In the United States, student loan debt grew from $400 billion in 2006 to nearly $1 trillion today. That’s an increase of over 1,000%. In fact, student loans now make up 45% of total consumer debt and they have been increasing at a rate of 10% per year since 2010.
Today, many Americans find themselves buried under massive debts and unable to pay them back due to low wages, high unemployment rates, and rising costs of living. According to the New York Federal Reserve Bank, the average student borrower carries $37,172 in debt and graduates carry an average of $28,500 in debt.
The problem gets worse if you take out private student loans rather than federal ones. A recent study indicated that 44 million borrowers who took out private loans had their payments increased last year alone; the average borrower paid about $300 more per month.
Is consolidation the answer?
Yes! However, not everything is perfect when it comes to consolidating student loans. Here are some things you should be aware of before making any decisions:
Interest Rate: You may think that taking out private loans means paying less interest, but it’s actually the opposite. Most students end up paying higher interest rates as a result of consolidation.
Credit Score: As long as you don’t have bad credit, having a lower score shouldn’t hurt your chances of getting approved for a loan. But if you do have poor credit or bankruptcy, consolidating your loans may just cost you thousands of dollars in fees and interest.
Repayment Options: If you decide to consolidate your loans, keep in mind that the options offered to you depend on whether they are federal or private loans. While federal loans offer several repayment options, private loans often only provide two (10 years and 20 years).
Loan Selection: Make sure you choose a lender you trust.

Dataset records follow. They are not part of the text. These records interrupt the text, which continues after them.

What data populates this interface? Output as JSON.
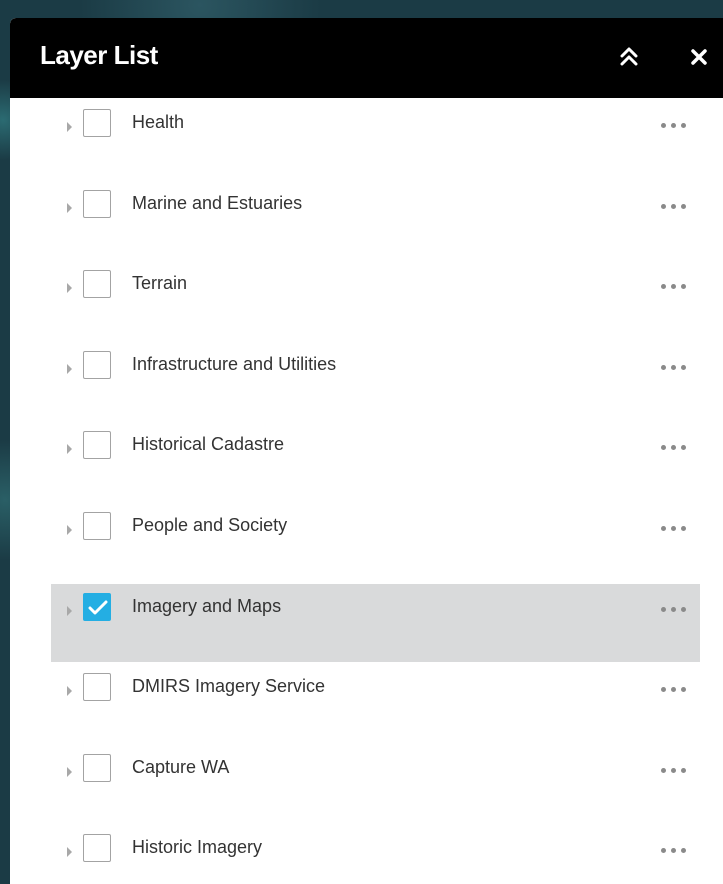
{
  "panel": {
    "title": "Layer List",
    "collapse_icon": "double-chevron-up-icon",
    "close_icon": "close-icon",
    "header_color": "#000000"
  },
  "layers": [
    {
      "label": "Health",
      "checked": false
    },
    {
      "label": "Marine and Estuaries",
      "checked": false
    },
    {
      "label": "Terrain",
      "checked": false
    },
    {
      "label": "Infrastructure and Utilities",
      "checked": false
    },
    {
      "label": "Historical Cadastre",
      "checked": false
    },
    {
      "label": "People and Society",
      "checked": false
    },
    {
      "label": "Imagery and Maps",
      "checked": true,
      "selected": true
    },
    {
      "label": "DMIRS Imagery Service",
      "checked": false
    },
    {
      "label": "Capture WA",
      "checked": false
    },
    {
      "label": "Historic Imagery",
      "checked": false
    }
  ],
  "colors": {
    "checkbox_checked": "#24aee3",
    "selected_row": "#d9dadb"
  }
}
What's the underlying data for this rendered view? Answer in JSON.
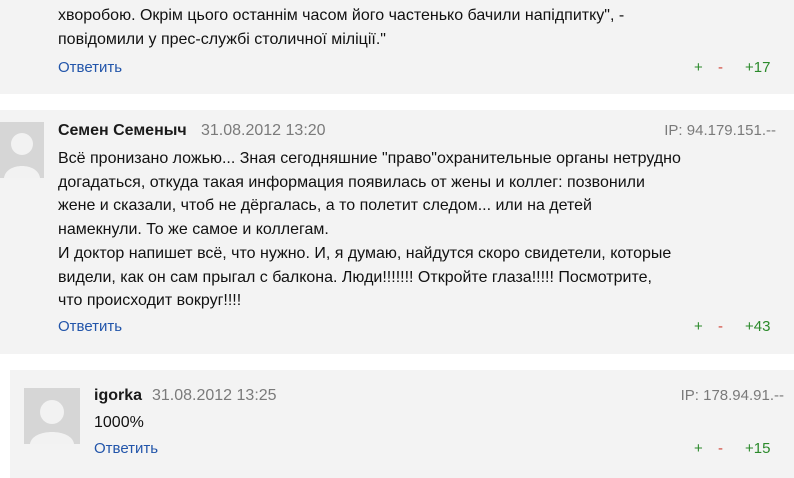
{
  "comments": [
    {
      "text": "хворобою. Окрім цього останнім часом його частенько бачили напідпитку\", -\nповідомили у прес-службі столичної міліції.\"",
      "reply_label": "Ответить",
      "plus": "+",
      "minus": "-",
      "score": "+17"
    },
    {
      "author": "Семен Семеныч",
      "date": "31.08.2012 13:20",
      "ip": "IP: 94.179.151.--",
      "text": "Всё пронизано ложью... Зная сегодняшние \"право\"охранительные органы нетрудно\nдогадаться, откуда такая информация появилась от жены и коллег: позвонили\nжене и сказали, чтоб не дёргалась, а то полетит следом... или на детей\nнамекнули. То же самое и коллегам.\nИ доктор напишет всё, что нужно. И, я думаю, найдутся скоро свидетели, которые\nвидели, как он сам прыгал с балкона. Люди!!!!!!! Откройте глаза!!!!! Посмотрите,\nчто происходит вокруг!!!!",
      "reply_label": "Ответить",
      "plus": "+",
      "minus": "-",
      "score": "+43"
    },
    {
      "author": "igorka",
      "date": "31.08.2012 13:25",
      "ip": "IP: 178.94.91.--",
      "text": "1000%",
      "reply_label": "Ответить",
      "plus": "+",
      "minus": "-",
      "score": "+15"
    }
  ],
  "colors": {
    "background": "#f3f3f3",
    "link": "#2255aa",
    "plus": "#2b8a2b",
    "minus": "#d0453a"
  },
  "icons": {
    "avatar": "default-user-avatar-icon"
  }
}
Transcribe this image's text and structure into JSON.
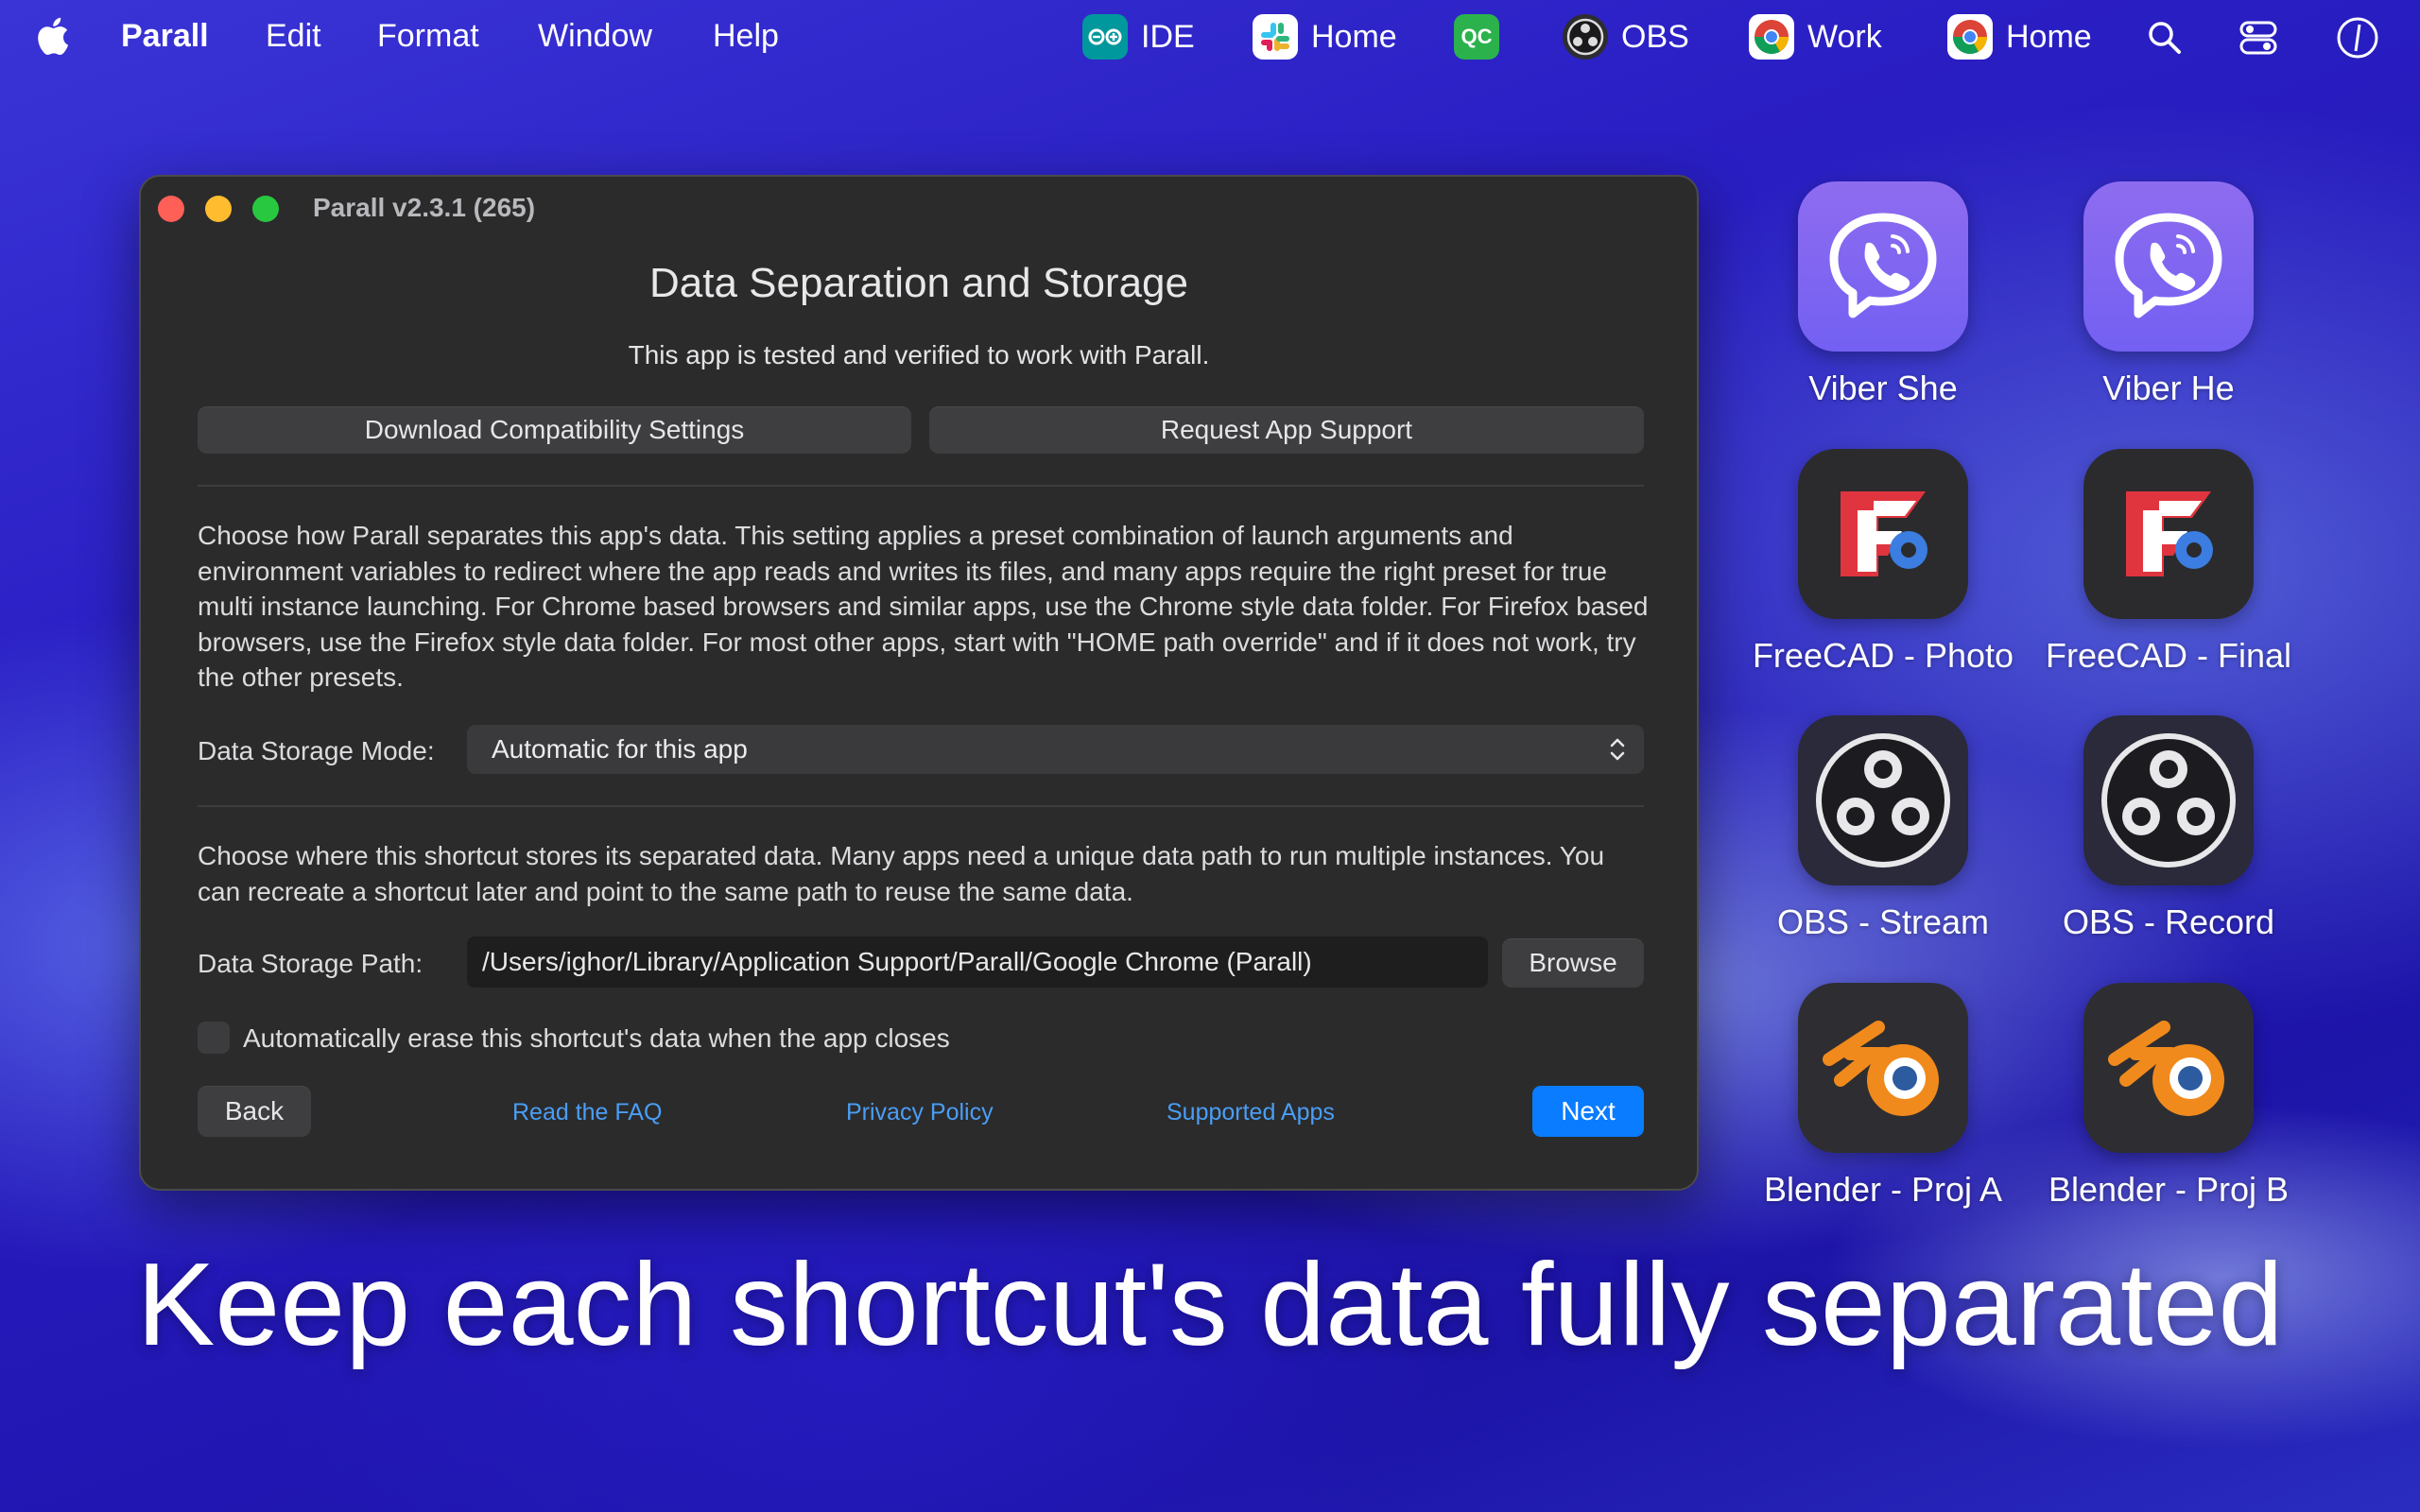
{
  "menubar": {
    "app_name": "Parall",
    "menus": [
      "Edit",
      "Format",
      "Window",
      "Help"
    ],
    "status_apps": [
      {
        "label": "IDE",
        "icon": "arduino-icon",
        "color": "#00979d"
      },
      {
        "label": "Home",
        "icon": "slack-icon",
        "color": "#ffffff"
      },
      {
        "label": "",
        "icon": "qc-icon",
        "color": "#2bb24c",
        "text": "QC"
      },
      {
        "label": "OBS",
        "icon": "obs-icon",
        "color": "#2d2d30"
      },
      {
        "label": "Work",
        "icon": "chrome-icon",
        "color": "#ffffff"
      },
      {
        "label": "Home",
        "icon": "chrome-icon",
        "color": "#ffffff"
      }
    ]
  },
  "window": {
    "title": "Parall v2.3.1 (265)",
    "heading": "Data Separation and Storage",
    "subheading": "This app is tested and verified to work with Parall.",
    "download_button": "Download Compatibility Settings",
    "request_button": "Request App Support",
    "mode_description": "Choose how Parall separates this app's data. This setting applies a preset combination of launch arguments and environment variables to redirect where the app reads and writes its files, and many apps require the right preset for true multi instance launching. For Chrome based browsers and similar apps, use the Chrome style data folder. For Firefox based browsers, use the Firefox style data folder. For most other apps, start with \"HOME path override\" and if it does not work, try the other presets.",
    "mode_label": "Data Storage Mode:",
    "mode_value": "Automatic for this app",
    "path_description": "Choose where this shortcut stores its separated data. Many apps need a unique data path to run multiple instances. You can recreate a shortcut later and point to the same path to reuse the same data.",
    "path_label": "Data Storage Path:",
    "path_value": "/Users/ighor/Library/Application Support/Parall/Google Chrome (Parall)",
    "browse_button": "Browse",
    "erase_checkbox_label": "Automatically erase this shortcut's data when the app closes",
    "erase_checked": false,
    "back_button": "Back",
    "faq_link": "Read the FAQ",
    "privacy_link": "Privacy Policy",
    "supported_link": "Supported Apps",
    "next_button": "Next",
    "accent_color": "#0a7cff"
  },
  "desktop_icons": [
    {
      "label": "Viber She",
      "icon": "viber-icon"
    },
    {
      "label": "Viber He",
      "icon": "viber-icon"
    },
    {
      "label": "FreeCAD - Photo",
      "icon": "freecad-icon"
    },
    {
      "label": "FreeCAD - Final",
      "icon": "freecad-icon"
    },
    {
      "label": "OBS - Stream",
      "icon": "obs-icon"
    },
    {
      "label": "OBS - Record",
      "icon": "obs-icon"
    },
    {
      "label": "Blender - Proj A",
      "icon": "blender-icon"
    },
    {
      "label": "Blender - Proj B",
      "icon": "blender-icon"
    }
  ],
  "tagline": "Keep each shortcut's data fully separated"
}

Do research online and ask friends and family for recommendations. There are certain websites that compare lenders and let you know what kind of terms each offers.

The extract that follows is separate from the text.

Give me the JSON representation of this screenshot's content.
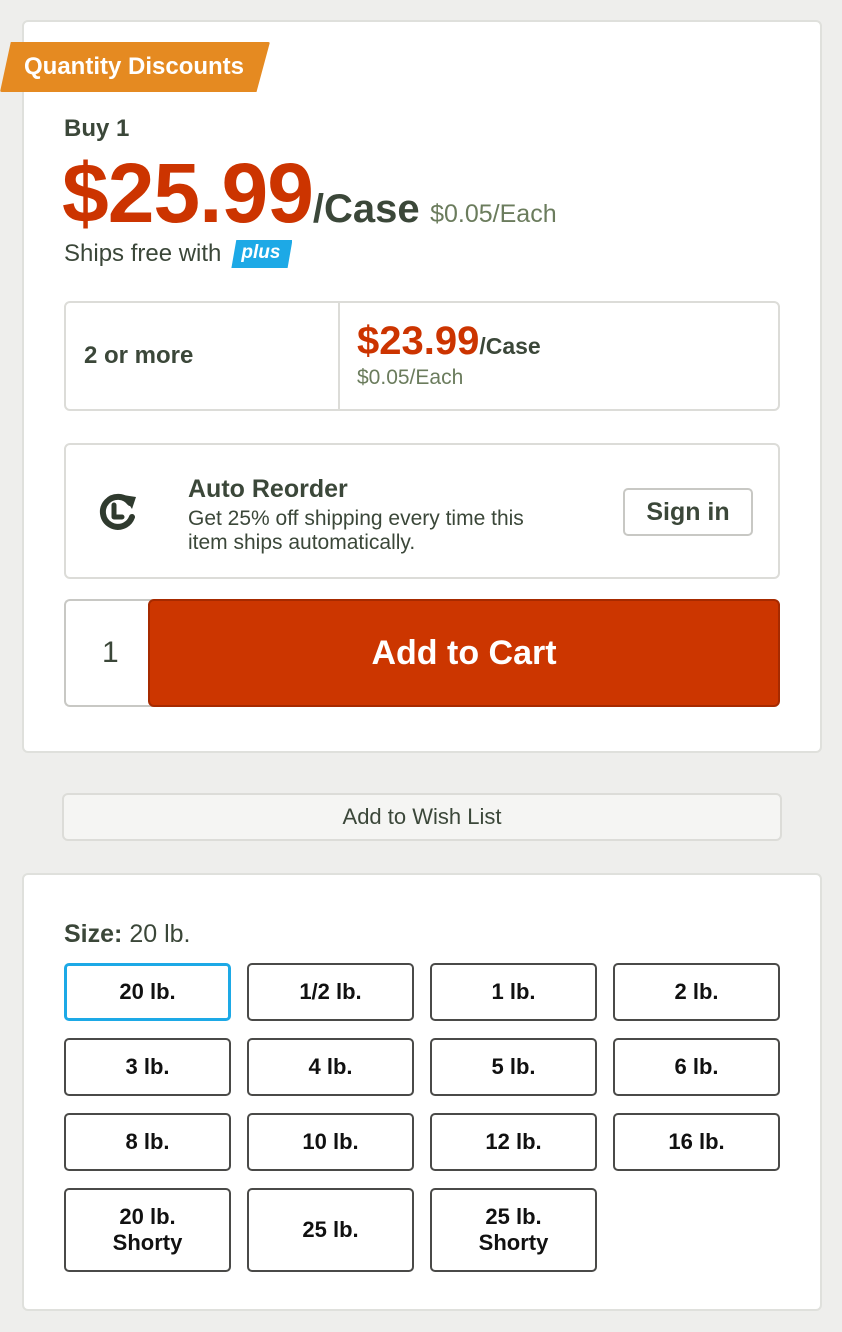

Income Based Repayment Program: There are income based repayment programs offered by the Department of Education to those who qualify. These allow you to pay down your balances faster while still receiving payments based off your income. However, these options aren’t always offered by private companies.
If you want to consolidate your student loans, check out www.studentloans.gov.

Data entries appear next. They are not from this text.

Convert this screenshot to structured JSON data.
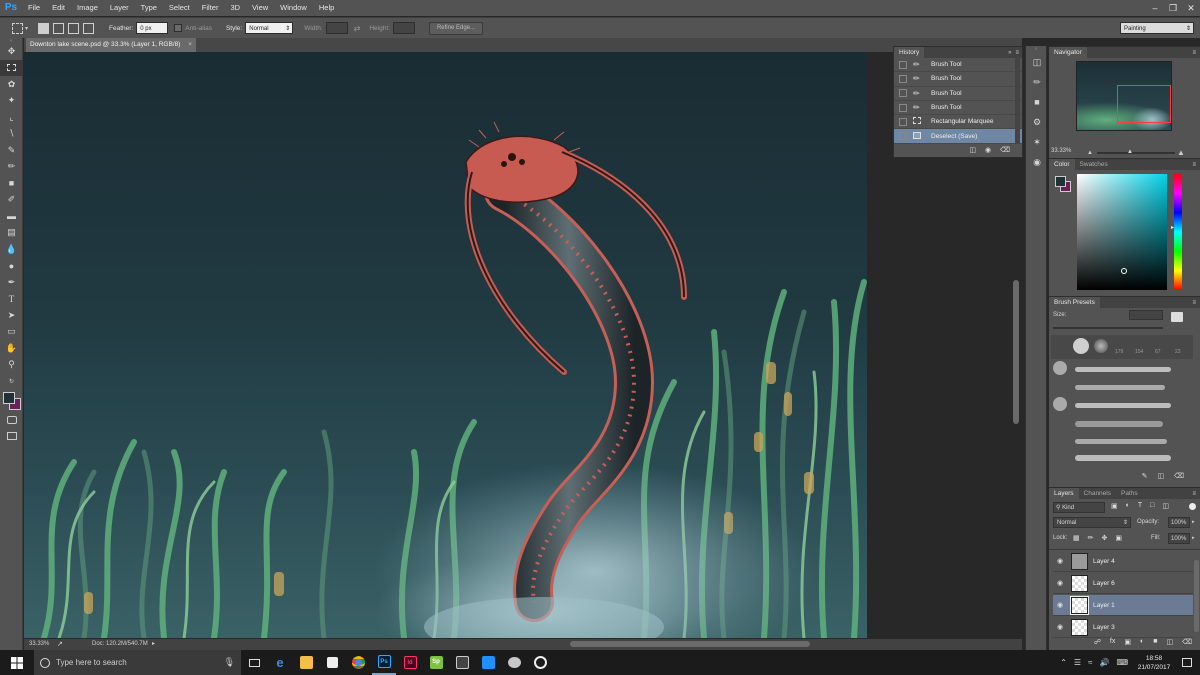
{
  "app": {
    "logo": "Ps"
  },
  "menu": [
    "File",
    "Edit",
    "Image",
    "Layer",
    "Type",
    "Select",
    "Filter",
    "3D",
    "View",
    "Window",
    "Help"
  ],
  "options": {
    "feather_label": "Feather:",
    "feather_value": "0 px",
    "antialias_label": "Anti-alias",
    "style_label": "Style:",
    "style_value": "Normal",
    "width_label": "Width:",
    "height_label": "Height:",
    "refine_edge": "Refine Edge...",
    "workspace": "Painting"
  },
  "document": {
    "tab_title": "Downton lake scene.psd @ 33.3% (Layer 1, RGB/8)",
    "zoom": "33.33%",
    "doc_size": "Doc: 120.2M/540.7M"
  },
  "history": {
    "title": "History",
    "items": [
      {
        "label": "Brush Tool",
        "icon": "brush-icon"
      },
      {
        "label": "Brush Tool",
        "icon": "brush-icon"
      },
      {
        "label": "Brush Tool",
        "icon": "brush-icon"
      },
      {
        "label": "Brush Tool",
        "icon": "brush-icon"
      },
      {
        "label": "Rectangular Marquee",
        "icon": "marquee-icon"
      },
      {
        "label": "Deselect (Save)",
        "icon": "deselect-icon",
        "selected": true
      }
    ]
  },
  "navigator": {
    "title": "Navigator",
    "zoom": "33.33%"
  },
  "color": {
    "tab_color": "Color",
    "tab_swatches": "Swatches",
    "foreground": "#1f3236",
    "background": "#6b1f5a",
    "hue_color": "#00d2e8"
  },
  "brush_presets": {
    "title": "Brush Presets",
    "size_label": "Size:",
    "sizes": [
      "179",
      "154",
      "67",
      "23"
    ]
  },
  "layers": {
    "tab_layers": "Layers",
    "tab_channels": "Channels",
    "tab_paths": "Paths",
    "filter_kind": "Kind",
    "blend_mode": "Normal",
    "opacity_label": "Opacity:",
    "opacity_value": "100%",
    "lock_label": "Lock:",
    "fill_label": "Fill:",
    "fill_value": "100%",
    "items": [
      {
        "name": "Layer 4",
        "selected": false
      },
      {
        "name": "Layer 6",
        "selected": false
      },
      {
        "name": "Layer 1",
        "selected": true
      },
      {
        "name": "Layer 3",
        "selected": false
      }
    ]
  },
  "taskbar": {
    "search_placeholder": "Type here to search",
    "time": "18:58",
    "date": "21/07/2017",
    "app_labels": [
      "Ps",
      "Id",
      "Sp"
    ]
  }
}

Consolidating Private And Federal Student Loans
How do I consolidate student loans?
Most private and federal student loan companies offer programs that allow borrowers to consolidate their loans at one low monthly payment. A consolidation program simplifies repayment options and may help prevent default. You’ll often find many different consolidation loan programs offered by various lenders. However, not all of them have the same terms, rules, and requirements. So, before consolidating, make sure you know what you’re getting yourself into. If you’ve consolidated before, you should know what pitfalls to avoid. Here are some things to consider:
What types of loans can be consolidated?
You can generally choose between private (you borrow directly from the lender) and federally guaranteed (borrowed from the U.S. Department of Education) student loans.
Can I consolidate my own loans?
No. Typically, only the person who holds the original loan documents can enroll in a consolidation plan. In addition, no matter how much money you owe, you cannot borrow more than your current total credit limit from any single lender. But, if you want to pay off as many loans as possible, you may qualify to consolidate multiple loans. To get started, check out our Student Loan Consolidation Guide.
Are consolidation plans free?
Yes. Most lending institutions offer these services without cost since they save them time and money.
Do consolidation plans lower my interest rate?
If you use a fixed-rate loan, then yes.
Will my payments go down?
Not necessarily. Even though you are paying just one monthly bill, you still need to repay the principal balance of each loan you consolidated. Therefore, your payments may stay about the same.
When will my consolidation start?
Once you apply, you’ll receive a notice, usually within three business days, saying whether you were accepted or denied. If you were approved, you’ll be able to begin making payments immediately.